Texto: A Mão E A Camisa De Flanela

Motivado por uma noite fora da rotina em pleno fim-de-semana, entrei por aquela porta com duas garrafas de vinho na mão. Era um jantar que juntava vários amigos e amigas da Lara, conhecia eu apenas uns poucos deles. Com a casa apinhada, deixei a garrafa na mesa de madeira da cozinha e segui para a sala onde estava toda aquela gente. Inspirei fundo e entrei.

Os olhares reconheceram alguns daqueles rapazes e raparigas e, levado por esse alívio inconsciente de familiaridade, aproximei-me primeiro deles para os cumprimentar. Depois, e porque a educação assim mo ensinou, dirigi-me às restantes pessoas que conhecia primeira vez naquele momento.

Frente da televisão, ao sentirem-me aproximar, um grupo de quatro ou cinco levantou-se para facilitar o processo.

Bem, acho que começo por esta ponta“, disse eu rindo-me.

E por entre beijos e beijinhos, nomes para aqui, nomes para lá e alguns risos, comecei a cumprimentar aquelas raparigas. Até que, por fim, chego à camisa de flanela e é a mão que estico. Um passou-bem trocado naquele local tal como o tinha feito a outros rapazes antes. Mas a mão era pequena, suave, o aperto delicado. E então olhei a pessoa com tempo, sem a automação das anteriores, e vi que a camisa de flanela era larga o suficiente para esconder um peito de mulher, que o cabelo curto emoldurava uns olhos claros e doces, também eles de mulher. Não me restaram dúvidas naquele instante, apesar de toda a circunstancia, as luzes indirectas, o nervosismo, aquela era uma mulher e eu, ao contrário de todas as outras na sala, tinha-a cumprimentado com a mão. Em pânico sai da sala e fui para a cozinha.

Já fiz merda, Lara!

Então, que se passou, querido?

Não fazes ideia, estava a cumprimentar aquelas tuas amigas que estão sentadas no sofá e chego à última  e dou-lhe um passou-bem, como se fosse um rapaz!

A Lara riu-se enquanto preparava uma salada.

Qual delas?

A que tem uma camisa de flanela, nem me lembro do nome dela, fiquei todo atrapalhado e fugi para aqui…

Ah, a Isabel? Não te preocupes que ela não leva a mal essas coisas!

Pois, ela não disse nada, mas percebi o olhar de surpresa dela, depois de cumprimentar todas as outras com dois beijinhos… bem, vou falar com ela, tem de ser!

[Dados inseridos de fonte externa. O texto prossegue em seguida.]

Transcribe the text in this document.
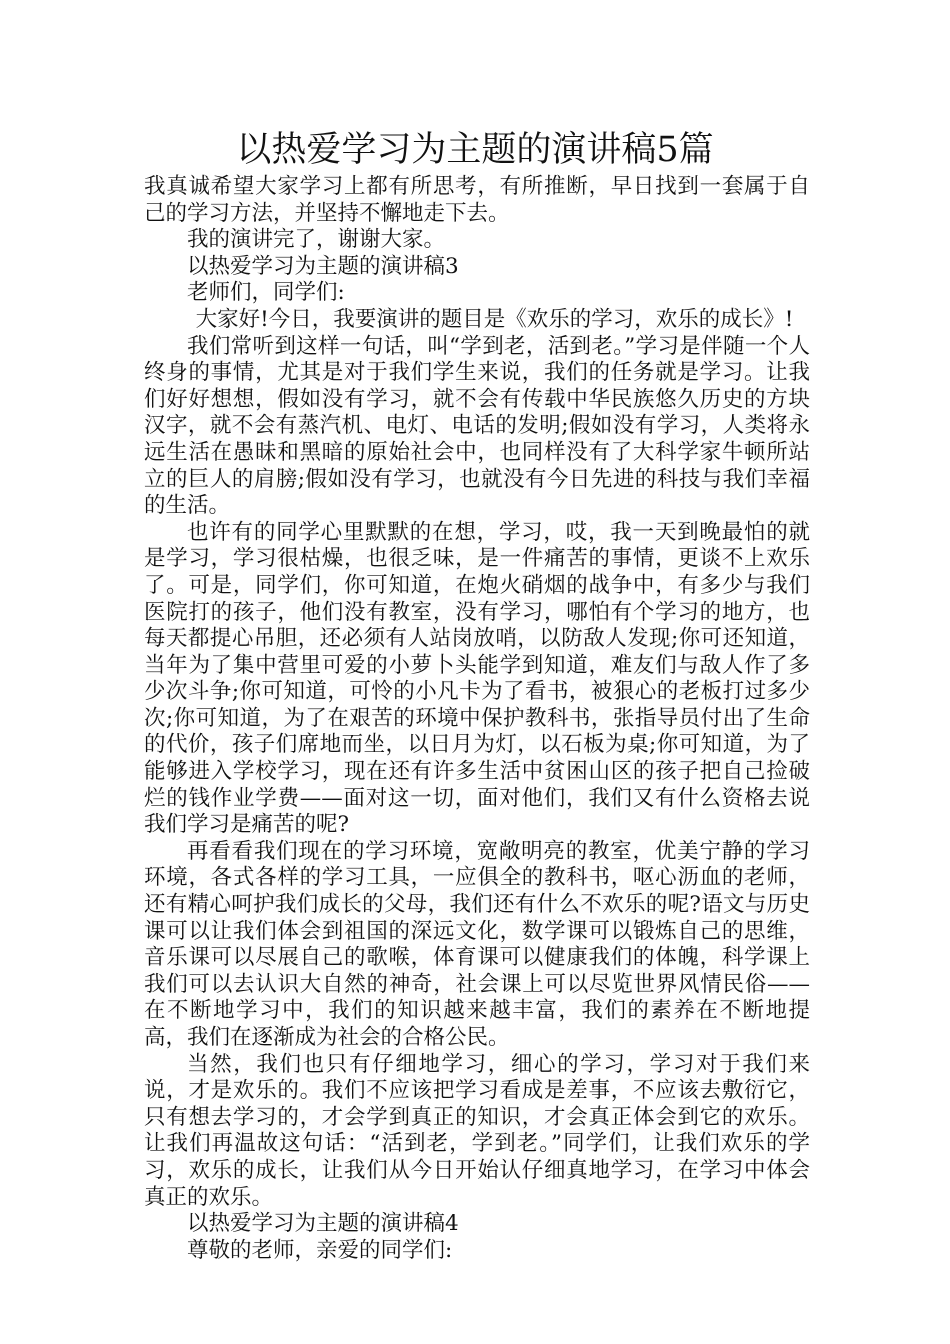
以热爱学习为主题的演讲稿5篇

我真诚希望大家学习上都有所思考，有所推断，早日找到一套属于自己的学习方法，并坚持不懈地走下去。

我的演讲完了，谢谢大家。

以热爱学习为主题的演讲稿3

老师们，同学们:

大家好!今日，我要演讲的题目是《欢乐的学习，欢乐的成长》!

我们常听到这样一句话，叫“学到老，活到老。”学习是伴随一个人终身的事情，尤其是对于我们学生来说，我们的任务就是学习。让我们好好想想，假如没有学习，就不会有传载中华民族悠久历史的方块汉字，就不会有蒸汽机、电灯、电话的发明;假如没有学习，人类将永远生活在愚昧和黑暗的原始社会中，也同样没有了大科学家牛顿所站立的巨人的肩膀;假如没有学习，也就没有今日先进的科技与我们幸福的生活。

也许有的同学心里默默的在想，学习，哎，我一天到晚最怕的就是学习，学习很枯燥，也很乏味，是一件痛苦的事情，更谈不上欢乐了。可是，同学们，你可知道，在炮火硝烟的战争中，有多少与我们医院打的孩子，他们没有教室，没有学习，哪怕有个学习的地方，也每天都提心吊胆，还必须有人站岗放哨，以防敌人发现;你可还知道，当年为了集中营里可爱的小萝卜头能学到知道，难友们与敌人作了多少次斗争;你可知道，可怜的小凡卡为了看书，被狠心的老板打过多少次;你可知道，为了在艰苦的环境中保护教科书，张指导员付出了生命的代价，孩子们席地而坐，以日月为灯，以石板为桌;你可知道，为了能够进入学校学习，现在还有许多生活中贫困山区的孩子把自己捡破烂的钱作业学费——面对这一切，面对他们，我们又有什么资格去说我们学习是痛苦的呢?

再看看我们现在的学习环境，宽敞明亮的教室，优美宁静的学习环境，各式各样的学习工具，一应俱全的教科书，呕心沥血的老师，还有精心呵护我们成长的父母，我们还有什么不欢乐的呢?语文与历史课可以让我们体会到祖国的深远文化，数学课可以锻炼自己的思维，音乐课可以尽展自己的歌喉，体育课可以健康我们的体魄，科学课上我们可以去认识大自然的神奇，社会课上可以尽览世界风情民俗——在不断地学习中，我们的知识越来越丰富，我们的素养在不断地提高，我们在逐渐成为社会的合格公民。

当然，我们也只有仔细地学习，细心的学习，学习对于我们来说，才是欢乐的。我们不应该把学习看成是差事，不应该去敷衍它，只有想去学习的，才会学到真正的知识，才会真正体会到它的欢乐。让我们再温故这句话：“活到老，学到老。”同学们，让我们欢乐的学习，欢乐的成长，让我们从今日开始认仔细真地学习，在学习中体会真正的欢乐。

以热爱学习为主题的演讲稿4

尊敬的老师，亲爱的同学们:
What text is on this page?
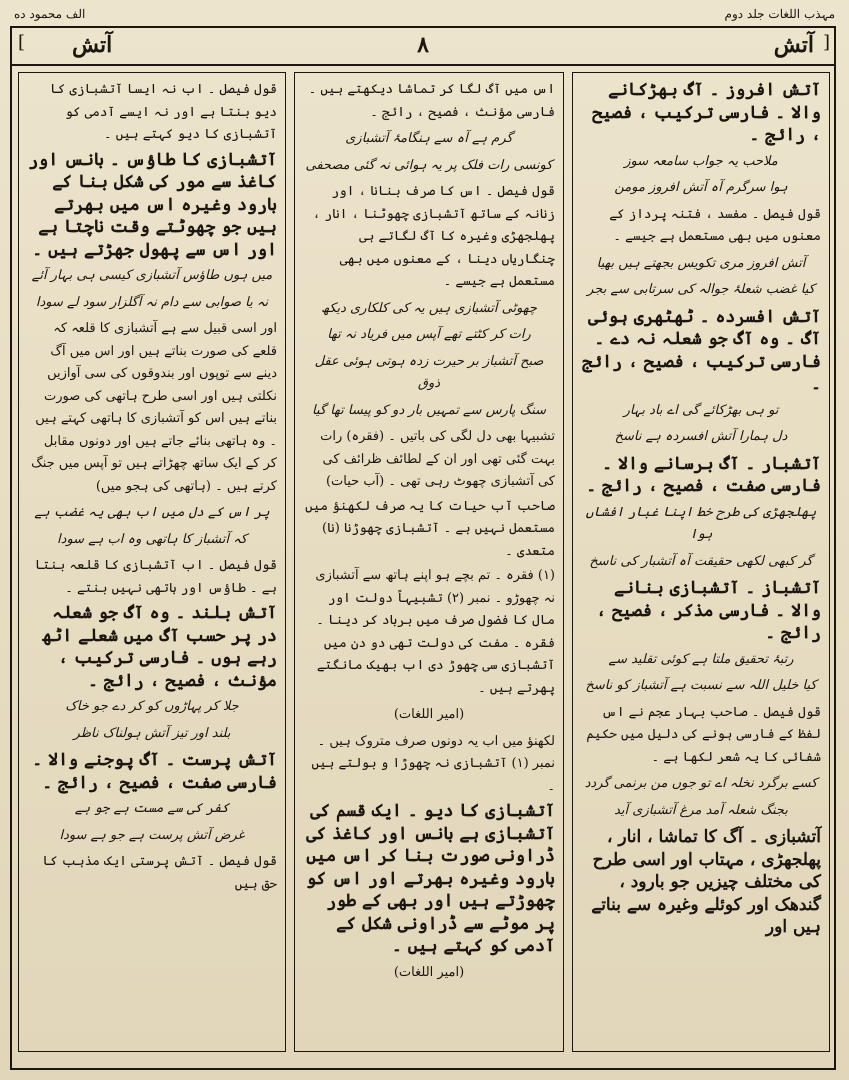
الف محمود ده	مہذب اللغات جلد دوم
[ آتش	۸	آتش ]

آتش افروز ۔ آگ بھڑکانے والا ۔ فارسی ترکیب ، فصیح ، رائج ۔

ملاحب یہ جواب سامعہ سوز

ہوا سرگرم آہ آتش افروز مومن

قول فیصل ۔ مفسد ، فتنہ پرداز کے معنوں میں بھی مستعمل ہے جیسے ۔

آتش افروز مری تکویس بجھتے ہیں بھیا

کیا غضب شعلۂ جوالہ کی سرتابی سے بجر

آتش افسردہ ۔ ٹھٹھری ہوئی آگ ۔ وہ آگ جو شعلہ نہ دے ۔ فارسی ترکیب ، فصیح ، رائج ۔

تو ہی بھڑکائے گی اے باد بہار

دل ہمارا آتش افسردہ ہے ناسخ

آتشبار ۔ آگ برسانے والا ۔ فارسی صفت ، فصیح ، رائج ۔

پھلجھڑی کی طرح خط اپنا غبار افشاں ہوا

گر کبھی لکھی حقیقت آہ آتشبار کی ناسخ

آتشباز ۔ آتشبازی بنانے والا ۔ فارسی مذکر ، فصیح ، رائج ۔

رتبۂ تحقیق ملتا ہے کوئی تقلید سے

کیا خلیل اللہ سے نسبت ہے آتشباز کو ناسخ

قول فیصل ۔ صاحب بہار عجم نے اس لفظ کے فارسی ہونے کی دلیل میں حکیم شفائی کا یہ شعر لکھا ہے ۔

کسے برگرد نخلہ اے تو جوں من برنمی گردد

بجنگ شعلہ آمد مرغ آتشبازی آید

آتشبازی ۔ آگ کا تماشا ، انار ، پھلجھڑی ، مہتاب اور اسی طرح کی مختلف چیزیں جو بارود ، گندھک اور کوئلے وغیرہ سے بناتے ہیں اور

اس میں آگ لگا کر تماشا دیکھتے ہیں ۔ فارسی مؤنث ، فصیح ، رائج ۔

گرم ہے آہ سے ہنگامۂ آتشبازی

کونسی رات فلک پر یہ ہوائی نہ گئی مصحفی

قول فیصل ۔ اس کا صرف بنانا ، اور زنانہ کے ساتھ آتشبازی چھوٹنا ، انار ، پھلجھڑی وغیرہ کا آگ لگاتے ہی چنگاریاں دینا ، کے معنوں میں بھی مستعمل ہے جیسے ۔

چھوٹی آتشبازی ہیں یہ کی کلکاری دیکھ

رات کر کٹتے تھے آپس میں فریاد نہ تھا

صبح آتشباز بر حیرت زدہ ہوتی ہوئی عقل ذوق

سنگ پارس سے تمہیں بار دو کو پیسا تھا گیا

تشبیہا بھی دل لگی کی باتیں ۔ (فقرہ) رات بہت گئی تھی اور ان کے لطائف ظرائف کی کی آتشبازی چھوٹ رہی تھی ۔ (آب حیات)

صاحب آب حیات کا یہ صرف لکھنؤ میں مستعمل نہیں ہے ۔ آتشبازی چھوڑنا (نا) متعدی ۔

(۱) فقرہ ۔ تم بچے ہو اپنے ہاتھ سے آتشبازی نہ چھوڑو ۔ نمبر (۲) تشبیہاً دولت اور مال کا فضول صرف میں برباد کر دینا ۔ فقرہ ۔ مفت کی دولت تھی دو دن میں آتشبازی سی چھوڑ دی اب بھیک مانگتے پھرتے ہیں ۔

(امیر اللغات)

لکھنؤ میں اب یہ دونوں صرف متروک ہیں ۔ نمبر (۱) آتشبازی نہ چھوڑا و بولتے ہیں ۔

آتشبازی کا دیو ۔ ایک قسم کی آتشبازی ہے بانس اور کاغذ کی ڈراونی صورت بنا کر اس میں بارود وغیرہ بھرتے اور اس کو چھوڑتے ہیں اور بھی کے طور پر موٹے سے ڈراونی شکل کے آدمی کو کہتے ہیں ۔

(امیر اللغات)

قول فیصل ۔ اب نہ ایسا آتشبازی کا دیو بنتا ہے اور نہ ایسے آدمی کو آتشبازی کا دیو کہتے ہیں ۔

آتشبازی کا طاؤس ۔ بانس اور کاغذ سے مور کی شکل بنا کے بارود وغیرہ اس میں بھرتے ہیں جو چھوٹتے وقت ناچتا ہے اور اس سے پھول جھڑتے ہیں ۔

میں ہوں طاؤس آتشبازی کیسی ہی بہار آئے

نہ یا صوابی سے دام نہ آگلزار سود لے سودا

اور اسی قبیل سے ہے آتشبازی کا قلعہ کہ قلعے کی صورت بناتے ہیں اور اس میں آگ دینے سے توپوں اور بندوقوں کی سی آوازیں نکلتی ہیں اور اسی طرح ہاتھی کی صورت بناتے ہیں اس کو آتشبازی کا ہاتھی کہتے ہیں ۔ وہ ہاتھی بنائے جاتے ہیں اور دونوں مقابل کر کے ایک ساتھ چھڑاتے ہیں تو آپس میں جنگ کرتے ہیں ۔ (ہاتھی کی ہجو میں)

پر اس کے دل میں اب بھی یہ غضب ہے

کہ آتشباز کا ہاتھی وہ اب ہے سودا

قول فیصل ۔ اب آتشبازی کا قلعہ بنتا ہے ۔ طاؤس اور ہاتھی نہیں بنتے ۔

آتش بلند ۔ وہ آگ جو شعلہ در پر حسب آگ میں شعلے اٹھ رہے ہوں ۔ فارسی ترکیب ، مؤنث ، فصیح ، رائج ۔

جلا کر پہاڑوں کو کر دے جو خاک

بلند اور تیز آتش ہولناک ناظر

آتش پرست ۔ آگ پوجنے والا ۔ فارسی صفت ، فصیح ، رائج ۔

کفر کی سے مست ہے جو ہے

غرض آتش پرست ہے جو ہے سودا

قول فیصل ۔ آتش پرستی ایک مذہب کا حق ہیں
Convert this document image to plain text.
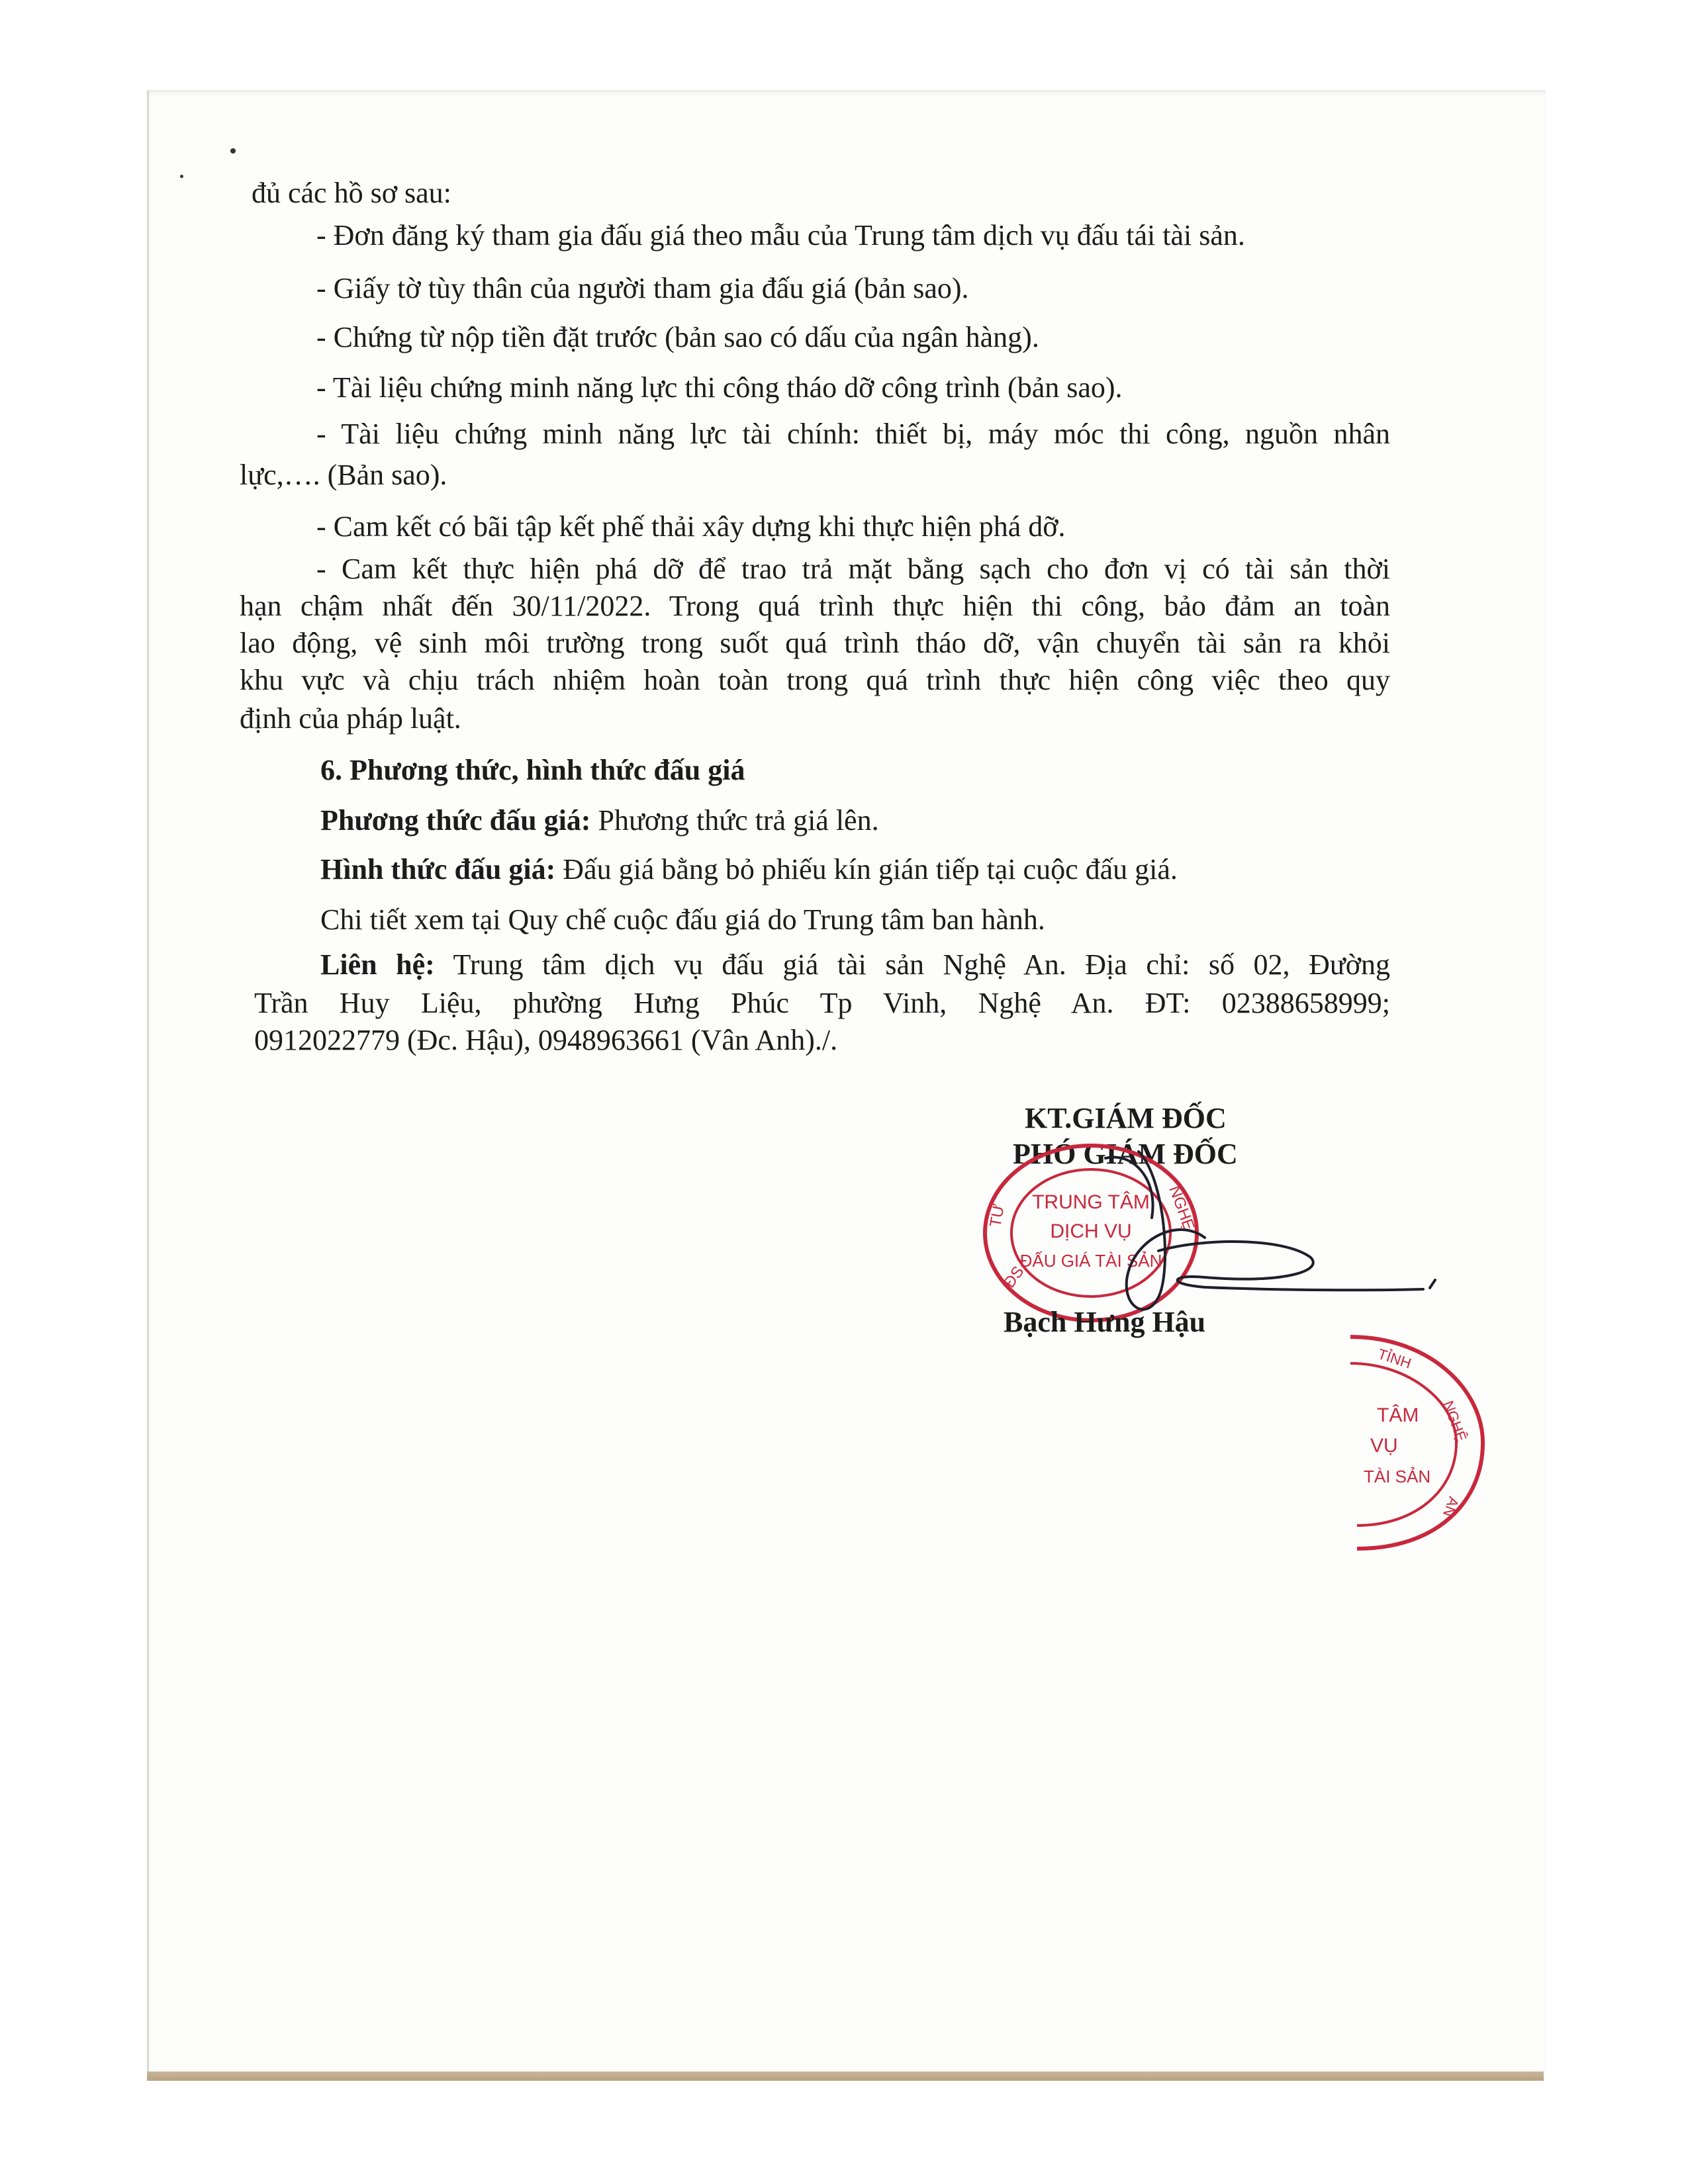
đủ các hồ sơ sau:
- Đơn đăng ký tham gia đấu giá theo mẫu của Trung tâm dịch vụ đấu tái tài sản.
- Giấy tờ tùy thân của người tham gia đấu giá (bản sao).
- Chứng từ nộp tiền đặt trước (bản sao có dấu của ngân hàng).
- Tài liệu chứng minh năng lực thi công tháo dỡ công trình (bản sao).
- Tài liệu chứng minh năng lực tài chính: thiết bị, máy móc thi công, nguồn nhân
lực,…. (Bản sao).
- Cam kết có bãi tập kết phế thải xây dựng khi thực hiện phá dỡ.
- Cam kết thực hiện phá dỡ để trao trả mặt bằng sạch cho đơn vị có tài sản thời
hạn chậm nhất đến 30/11/2022. Trong quá trình thực hiện thi công, bảo đảm an toàn
lao động, vệ sinh môi trường trong suốt quá trình tháo dỡ, vận chuyển tài sản ra khỏi
khu vực và chịu trách nhiệm hoàn toàn trong quá trình thực hiện công việc theo quy
định của pháp luật.
6. Phương thức, hình thức đấu giá
Phương thức đấu giá: Phương thức trả giá lên.
Hình thức đấu giá: Đấu giá bằng bỏ phiếu kín gián tiếp tại cuộc đấu giá.
Chi tiết xem tại Quy chế cuộc đấu giá do Trung tâm ban hành.
Liên hệ: Trung tâm dịch vụ đấu giá tài sản Nghệ An. Địa chỉ: số 02, Đường
Trần Huy Liệu, phường Hưng Phúc Tp Vinh, Nghệ An. ĐT: 02388658999;
0912022779 (Đc. Hậu), 0948963661 (Vân Anh)./.
KT.GIÁM ĐỐC
PHÓ GIÁM ĐỐC
TRUNG TÂM
DỊCH VỤ
ĐẤU GIÁ TÀI SẢN
NGHỆ
TƯ
ĐS
Bạch Hưng Hậu
TÂM
VỤ
TÀI SẢN
TỈNH
NGHỆ
AN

Sim, fala com ela se quiseres, mas não te preocupes, estamos habituadas a essas situações…

Peguei na salada já pronta e fiz dela o meu amuleto que me levava de novo à sala. A Lara tinha razão, provavelmente a rapariga já teria passado por esta situação no passado, mas quantas delas remetidas a um silêncio constrangedor? Não era essa a opção que achei correcto, por isso larguei a salada em cima da mesa e fui ter com ela. Ao ver-me levantou-se mais uma vez do sofá enquanto as outras suas amigas cessaram as suas conversas e nos espreitavam pelo canto do olho.

Olha, queria pedir-te desculpa pelo que aconteceu há bocado…

Não tem problema, não fizeste por mal…“, respondeu-me sorrindo.

Bem sei, mas não me iria sentir bem se não viesse falar contigo. E, mais importante ainda, não me iria sentir bem se não soubesses que não o fiz por mal.

Não te preocupes, eu percebi logo na altura, mas obrigado por teres vindo falar comigo a seguir, a maioria das pessoas que o faz não se dá ao trabalho.

Terminámos a nossa pequena conversa da única forma possível, com dois beijinhos e o que tinha acontecido antes deixou de o ser depois. O jantar continuou noite fora, como qualquer jantar que junta um grupo de amigos continua. Mas para mim foi a noite onde aprendi que pior que cometer um erro é cometê-lo e não lidar com ele. Não o reconhecer, não pedir desculpa por ele. Porque se o fizermos tudo muda e, por vezes, um pequeno gesto pode ter um forte impacto nos outros, especialmente se estiverem eles conformados com o problema. E assim, talvez, menos conformados fiquem e passem a exigir nada mais que dois beijos. E que venham eles!